Il y a aussi, dans ce petit livre charmant, des scènes liées au Marseille de cette époque, au Marseille des années trente où le soir, tout le monde se retrouvait à L'Alcazar. "Les Panisse et les César au parterre et, aux galeries, les Marius, les Fanny, les Piquoiseau et les chauffeurs du "ferriboîte". Riant, pleurant, s'interpellant, applaudissant, sifflant, hurlant ou acclamant, ils formaient le meilleur public de France, le plus connaisseur et le plus exigeants avec des réparties foudroyantes."

Par exemple ? Raymond Castans en cite deux, impayables." A un ténor minuscule qui, pour les besoins de son rôle, devait emporter dans ses bras une énorme chanteuse légère évanouie, on criait :"Fais deux voyages !"

Aujourd'hui, vous seriez dénoncé à la Ligue des droits de l'homme ou à celle de Défense de la femme obèse, je l'ignore... Oui. une autre histoire narrée est plus fameuse : " Vendredi, en soirée, annonce le régisseur passé devant le rideau pendant l'entracte, Madame Rose Pompon chantera Mignon. - C'est une pute, Rose Pompon", répond une voix au poulailler. Il en faut davantage pour démonter notre homme, qui reprend : " Quoi qu'il en soit, vendredi en soirée, Madame Rose Pompon chantera Mignon." Qui dirait cela aujourd'hui ?

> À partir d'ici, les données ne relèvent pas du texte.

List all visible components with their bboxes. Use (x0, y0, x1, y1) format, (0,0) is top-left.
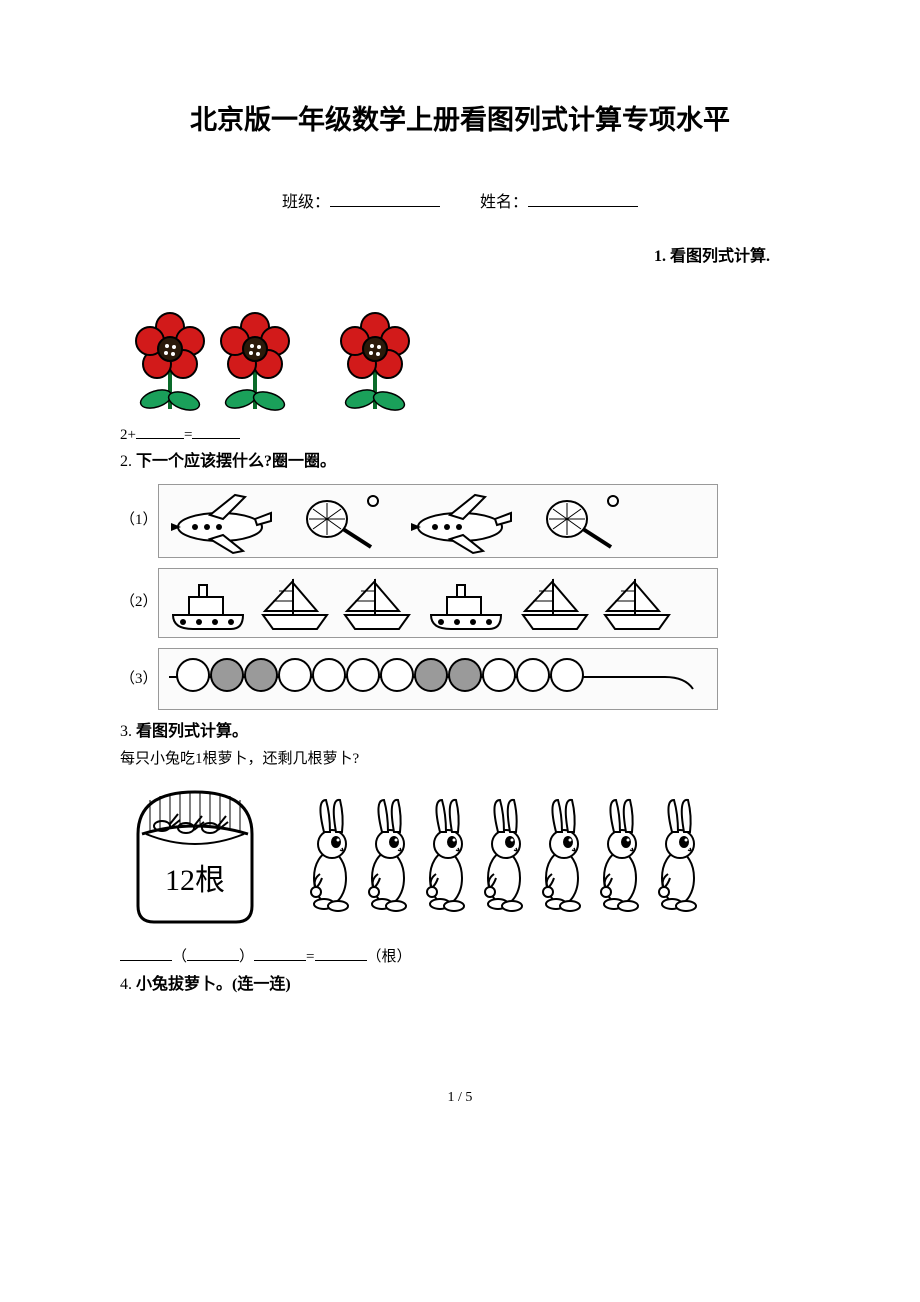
q2-row3-label: （3） (120, 668, 158, 691)
q4-num: 4. (120, 976, 136, 993)
q2-heading: 2. 下一个应该摆什么?圈一圈。 (120, 450, 800, 474)
q2-row3-figure (158, 648, 718, 710)
q2-row1-label: （1） (120, 509, 158, 532)
q3-blank-1[interactable] (120, 946, 172, 961)
q3-heading: 3. 看图列式计算。 (120, 720, 800, 744)
q2-num: 2. (120, 453, 136, 470)
q3-blank-2[interactable] (254, 946, 306, 961)
q2-row2-label: （2） (120, 591, 158, 614)
eq-equals: = (184, 427, 192, 443)
student-fields: 班级： 姓名： (120, 191, 800, 215)
q3-blank-op[interactable] (187, 946, 239, 961)
q1-heading: 1. 看图列式计算. (120, 245, 800, 269)
name-label: 姓名： (480, 194, 528, 211)
basket-label: 12根 (165, 864, 225, 897)
q3-subtext: 每只小兔吃1根萝卜，还剩几根萝卜? (120, 748, 800, 771)
q4-heading: 4. 小兔拔萝卜。(连一连) (120, 973, 800, 997)
q3-figure: 12根 (120, 778, 800, 928)
q3-blank-3[interactable] (315, 946, 367, 961)
page-title: 北京版一年级数学上册看图列式计算专项水平 (120, 100, 800, 141)
q3-equation: （）=（根） (120, 946, 800, 969)
q1-equation: 2+ = (120, 424, 800, 447)
class-label: 班级： (282, 194, 330, 211)
page-footer: 1 / 5 (120, 1087, 800, 1108)
eq-blank-1[interactable] (136, 424, 184, 439)
q3-unit: （根） (367, 949, 412, 965)
q1-figure (120, 279, 800, 419)
eq-prefix: 2+ (120, 427, 136, 443)
rabbits-svg (300, 778, 720, 928)
name-blank[interactable] (528, 191, 638, 207)
q4-title: 小兔拔萝卜。(连一连) (136, 976, 291, 993)
q2-row2-figure (158, 568, 718, 638)
eq-blank-2[interactable] (192, 424, 240, 439)
flowers-svg (120, 279, 440, 419)
q3-title: 看图列式计算。 (136, 723, 248, 740)
q2-title: 下一个应该摆什么?圈一圈。 (136, 453, 336, 470)
basket-svg: 12根 (120, 778, 270, 928)
q3-num: 3. (120, 723, 136, 740)
q2-row1-figure (158, 484, 718, 558)
class-blank[interactable] (330, 191, 440, 207)
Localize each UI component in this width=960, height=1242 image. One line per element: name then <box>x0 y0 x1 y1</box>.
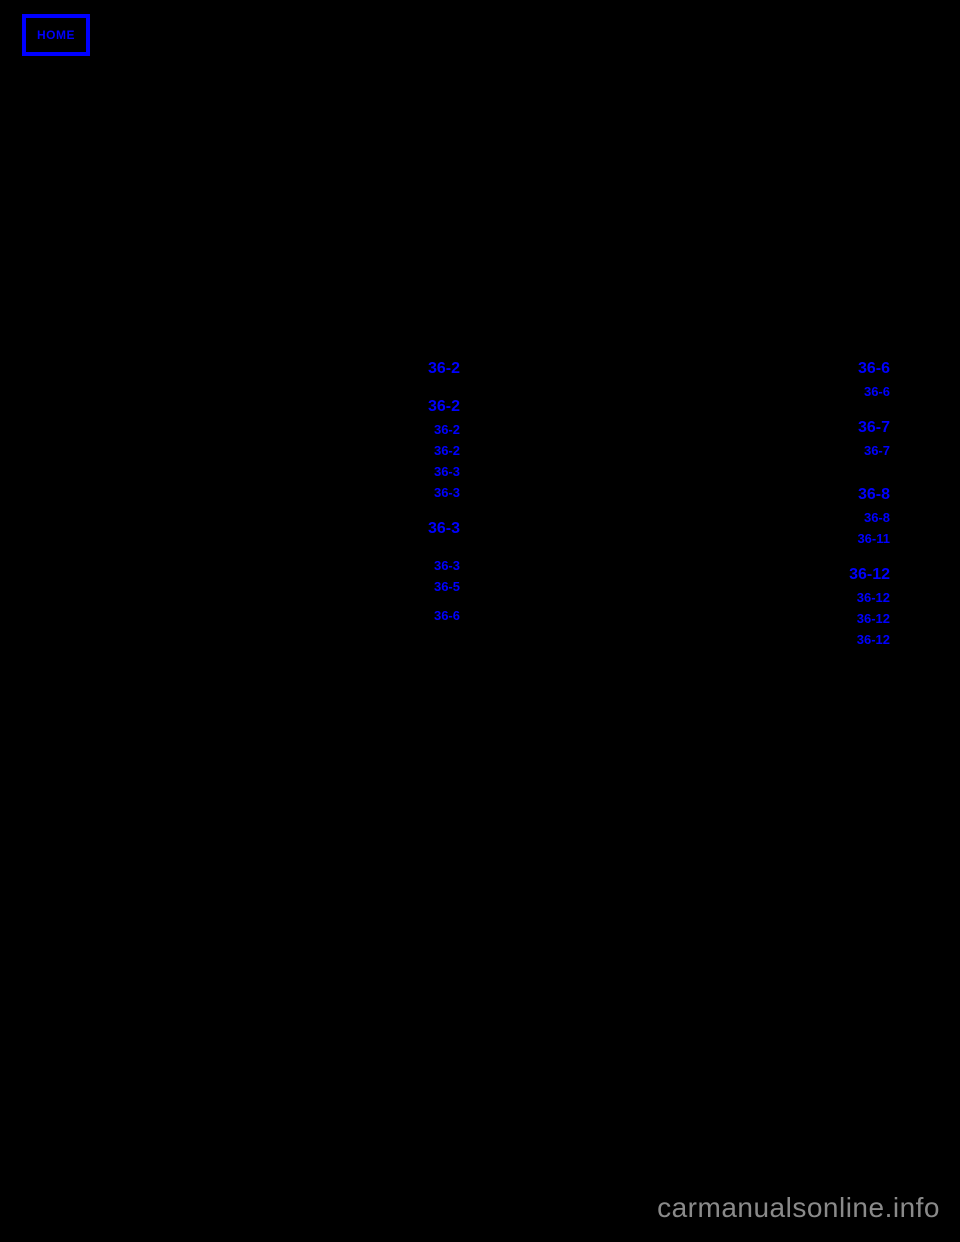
spacer <box>70 600 460 608</box>
toc-left-column: 36-2 36-2 36-2 36-2 36-3 36-3 36-3 36-3 36-5 36-6 <box>70 360 460 653</box>
spacer <box>500 552 890 566</box>
toc-entry[interactable]: 36-3 <box>70 520 460 538</box>
toc-page-ref: 36-2 <box>400 443 460 458</box>
toc-content: 36-2 36-2 36-2 36-2 36-3 36-3 36-3 36-3 36-5 36-6… <box>70 360 890 653</box>
toc-page-ref: 36-12 <box>830 611 890 626</box>
toc-entry[interactable]: 36-2 <box>70 398 460 416</box>
toc-page-ref: 36-7 <box>830 419 890 437</box>
spacer <box>70 384 460 398</box>
toc-entry[interactable]: 36-7 <box>500 443 890 458</box>
spacer <box>500 647 890 653</box>
home-label: HOME <box>37 28 75 42</box>
toc-right-column: 36-6 36-6 36-7 36-7 36-8 36-8 36-11 36-12 36-12 3… <box>500 360 890 653</box>
toc-page-ref: 36-5 <box>400 579 460 594</box>
toc-entry[interactable]: 36-8 <box>500 486 890 504</box>
toc-entry[interactable]: 36-2 <box>70 360 460 378</box>
toc-page-ref: 36-2 <box>400 360 460 378</box>
home-button[interactable]: HOME <box>22 14 90 56</box>
toc-page-ref: 36-11 <box>830 531 890 546</box>
toc-page-ref: 36-2 <box>400 422 460 437</box>
toc-entry[interactable]: 36-12 <box>500 611 890 626</box>
toc-entry[interactable]: 36-6 <box>500 360 890 378</box>
spacer <box>500 464 890 486</box>
toc-entry[interactable]: 36-3 <box>70 464 460 479</box>
toc-entry[interactable]: 36-12 <box>500 566 890 584</box>
toc-page-ref: 36-6 <box>830 384 890 399</box>
toc-page-ref: 36-7 <box>830 443 890 458</box>
toc-page-ref: 36-3 <box>400 464 460 479</box>
toc-page-ref: 36-3 <box>400 520 460 538</box>
toc-page-ref: 36-3 <box>400 485 460 500</box>
toc-entry[interactable]: 36-12 <box>500 632 890 647</box>
spacer <box>70 544 460 558</box>
toc-entry[interactable]: 36-7 <box>500 419 890 437</box>
watermark-text: carmanualsonline.info <box>657 1192 940 1224</box>
toc-page-ref: 36-6 <box>400 608 460 623</box>
toc-page-ref: 36-12 <box>830 632 890 647</box>
spacer <box>70 506 460 520</box>
spacer <box>500 405 890 419</box>
toc-entry[interactable]: 36-11 <box>500 531 890 546</box>
toc-entry[interactable]: 36-3 <box>70 485 460 500</box>
toc-page-ref: 36-12 <box>830 566 890 584</box>
toc-entry[interactable]: 36-6 <box>500 384 890 399</box>
toc-entry[interactable]: 36-5 <box>70 579 460 594</box>
spacer <box>70 623 460 629</box>
toc-page-ref: 36-2 <box>400 398 460 416</box>
toc-page-ref: 36-8 <box>830 510 890 525</box>
toc-entry[interactable]: 36-6 <box>70 608 460 623</box>
toc-entry[interactable]: 36-2 <box>70 422 460 437</box>
toc-entry[interactable]: 36-12 <box>500 590 890 605</box>
toc-entry[interactable]: 36-8 <box>500 510 890 525</box>
toc-entry[interactable]: 36-3 <box>70 558 460 573</box>
toc-page-ref: 36-3 <box>400 558 460 573</box>
toc-entry[interactable]: 36-2 <box>70 443 460 458</box>
toc-page-ref: 36-12 <box>830 590 890 605</box>
toc-page-ref: 36-8 <box>830 486 890 504</box>
toc-page-ref: 36-6 <box>830 360 890 378</box>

Allez, un dernier extrait pour convaincre ceux qui auraient ce livre chez eux et qui hésiteraient à s'y plonger. Si vous le souhaitez. Il concerne un chanteur qui venait régulièrement chez son ami Pagnol, lui aussi ; un chanteur aujourd'hui quelque peu oublié même si son plus grand succès -  "Petit papa Noël" - est encore chanté en famille dans nos contrées au moment de la naissance de qui vous savez...

Tino Rossi ! Himself ! "Pagnol l'aimait de toutes ses forces. D'abord parce que Tino est heureux, écrit Castans. Ensuite parce qu'il est heureux d'être heureux. Et enfin parce qu'il se fout de tout le reste. Tout le reste, ce sont les plaisanteries à son sujet, les étonnements des Trissotins de la sociologie qui s'interrogent sur la pérennité de la passion que lui porte son public, de ses succès... J'ai bien dit, tout le reste. "Et en plus, je vais vous le dire, ajoutait Pagnol. Tino, il a une chance formidable : il adore chanter. Il chante tout le temps." Mais j'arrête là, cher Bois-Renard, car il faudrait citer toutes les anecdotes...

Merci pour cette évocation de gens qui savaient vivre, dans une France qui n'avait pas encore perdu son âme... De rien ! Et la suite au prochain numéro car j'ai encore quelques bons livres à narrer, à commencer par les mémoires posthumes d'un écrivain que je ne connaissais que de nom jusqu'à ce que je m'intéresse à lui, dernièrement, pour "raisons professionnelles", si j'ose dire : Robert Sabatier.

A très bientôt, cher JCG. Oui, Bois-Renard. Dans quelques jours, promis juré.